Помню, Зоя писала автобиографию. Вся она уместилась на одной страничке, и Зоя очень сокрушалась.

— Совсем не о чем писать, — повторяла она. — Ну, родилась, ну, поступила в школу, ну, учусь... А что сделала? Ничего!

...В тот день Шура волновался, по-моему, не меньше, чем сама Зоя. Не помню, когда еще я видела его таким. Он ждал Зою у райкома. Вступавших в тот вечер было много, а Зою вызвали одной из последних. «Едва дождался!» — рассказывал он после.

Я тоже не могла дождаться. То и дело смотрела в окно — не идут ли они, но за окном сгустилась ночная тьма, и в ней ничего нельзя было различить. Тогда я вышла на улицу и медленно пошла в ту сторону, откуда должны были прийти ребята. Не успела я сделать несколько шагов, как они налетели на меня, задыхающиеся, возбужденные.

— Приняли! Приняли! На все вопросы ответила! — кричали они наперебой.

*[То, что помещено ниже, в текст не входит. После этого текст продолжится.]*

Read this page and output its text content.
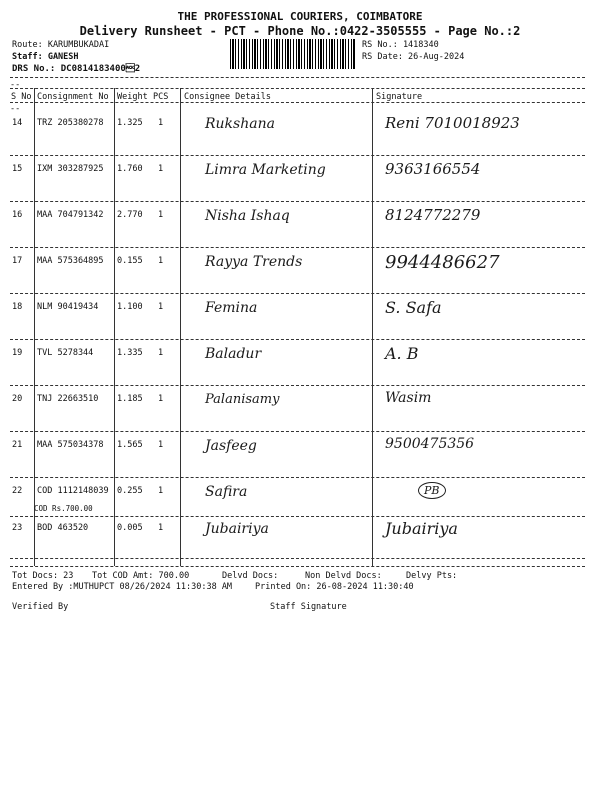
THE PROFESSIONAL COURIERS, COIMBATORE
Delivery Runsheet - PCT - Phone No.:0422-3505555 - Page No.:2
Route: KARUMBUKADAI
Staff: GANESH
DRS No.: DC08141834002
RS No.: 1418340
RS Date: 26-Aug-2024
--
S No Consignment No Weight PCS Consignee Details	Signature
--
14 TRZ 205380278 1.325 1	Rukshana	Reni 7010018923
15 IXM 303287925 1.760 1	Limra Marketing	9363166554
16 MAA 704791342 2.770 1	Nisha Ishaq	8124772279
17 MAA 575364895 0.155 1	Rayya Trends	9944486627
18 NLM 90419434 1.100 1	Femina	S. Safa
19 TVL 5278344	1.335 1	Baladur	A. B
20 TNJ 22663510 1.185 1	Palanisamy	Wasim
21 MAA 575034378 1.565 1	Jasfeeg	9500475356
22 COD 1112148039 0.255 1	Safira	PB
COD Rs.700.00
23 BOD 463520	0.005 1	Jubairiya	Jubairiya
Tot Docs: 23 Tot COD Amt: 700.00	Delvd Docs:	Non Delvd Docs:	Delvy Pts:
Entered By :MUTHUPCT 08/26/2024 11:30:38 AM	Printed On: 26-08-2024 11:30:40
Verified By	Staff Signature
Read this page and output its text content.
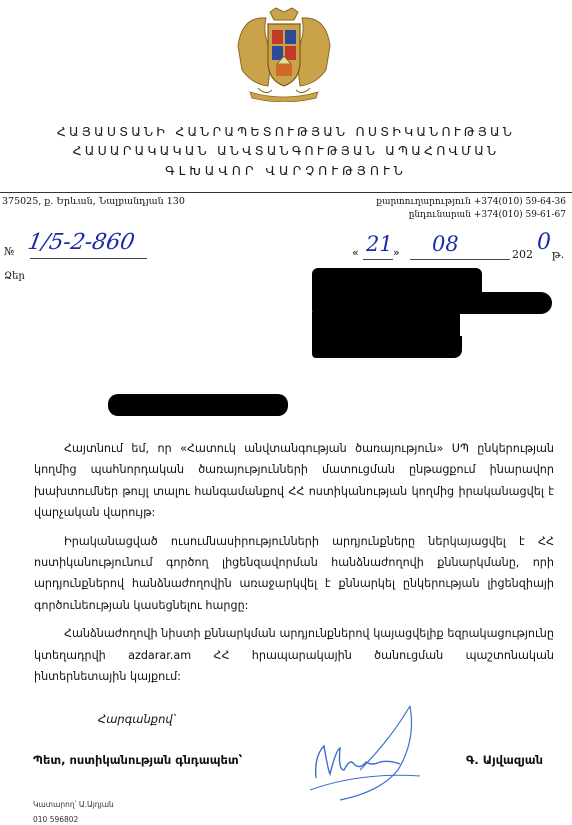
ՀԱՅԱՍՏԱՆԻ ՀԱՆՐԱՊԵՏՈՒԹՅԱՆ ՈՍՏԻԿԱՆՈՒԹՅԱՆ
ՀԱՍԱՐԱԿԱԿԱՆ ԱՆՎՏԱՆԳՈՒԹՅԱՆ ԱՊԱՀՈՎՄԱՆ
ԳԼԽԱՎՈՐ ՎԱՐՉՈՒԹՅՈՒՆ
375025, ք. Երևան, Նալբանդյան 130	քարտուղարություն +374(010) 59-64-36
ընդունարան +374(010) 59-61-67
№ 1/5-2-860
Ձեր
« 21 » 08	202 0 թ.

Հայտնում եմ, որ «Հատուկ անվտանգության ծառայություն» ՍՊ ընկերության կողմից պահնորդական ծառայությունների մատուցման ընթացքում ինարավոր խախտումներ թույլ տալու հանգամանքով ՀՀ ոստիկանության կողմից իրականացվել է վարչական վարույթ:

Իրականացված ուսումնասիրությունների արդյունքները ներկայացվել է ՀՀ ոստիկանությունում գործող լիցենզավորման հանձնաժողովի քննարկմանը, որի արդյունքներով հանձնաժողովին առաջարկվել է քննարկել ընկերության լիցենզիայի գործունեության կասեցնելու հարցը:

Հանձնաժողովի նիստի քննարկման արդյունքներով կայացվելիք եզրակացությունը կտեղադրվի azdarar.am ՀՀ հրապարակային ծանուցման պաշտոնական ինտերնետային կայքում:

Հարգանքով՝
Պետ, ոստիկանության գնդապետ՝	Գ. Այվազյան
Կատարող՝ Ա.Այդյան
010 596802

Мы снова поднялись к себе, и Зоя, раскрасневшаяся, счастливая, стала рассказывать все, как было:

— Секретарь райкома такой молодой, веселый. Задавал много вопросов: что такое комсомол, потом про события в Испании, потом спросил, какие труды Маркса я знаю. Я сказала, что читала только «Манифест Коммунистической партии». А под конец он говорит: «А что самое важное в уставе, как по-твоему?» Я подумала и говорю: «Самое главное: комсомолец должен быть готов отдать Родине все свои силы, а если нужно — и жизнь». Ведь правда же это самое главное?.. Тогда он и говорит: «Ну, а хорошо учиться, выполнять комсомольские поручения?» Я удивилась и отвечаю: «Ну, это само собой разумеется». Тогда он отдернул занавеску, показал на небо и говорит: «Что там?» Я, опять удивилась, отвечаю: «Ничего нет». — «А видишь, говорит, сколько звезд? Красиво? Ты их даже не заметила сразу, а все потому, что они сами собой разумеются. И еще одно запомни: все большое и хорошее в жизни складывается из малого, незаметного. Ты об этом не забывай!» Хорошо сказал, да?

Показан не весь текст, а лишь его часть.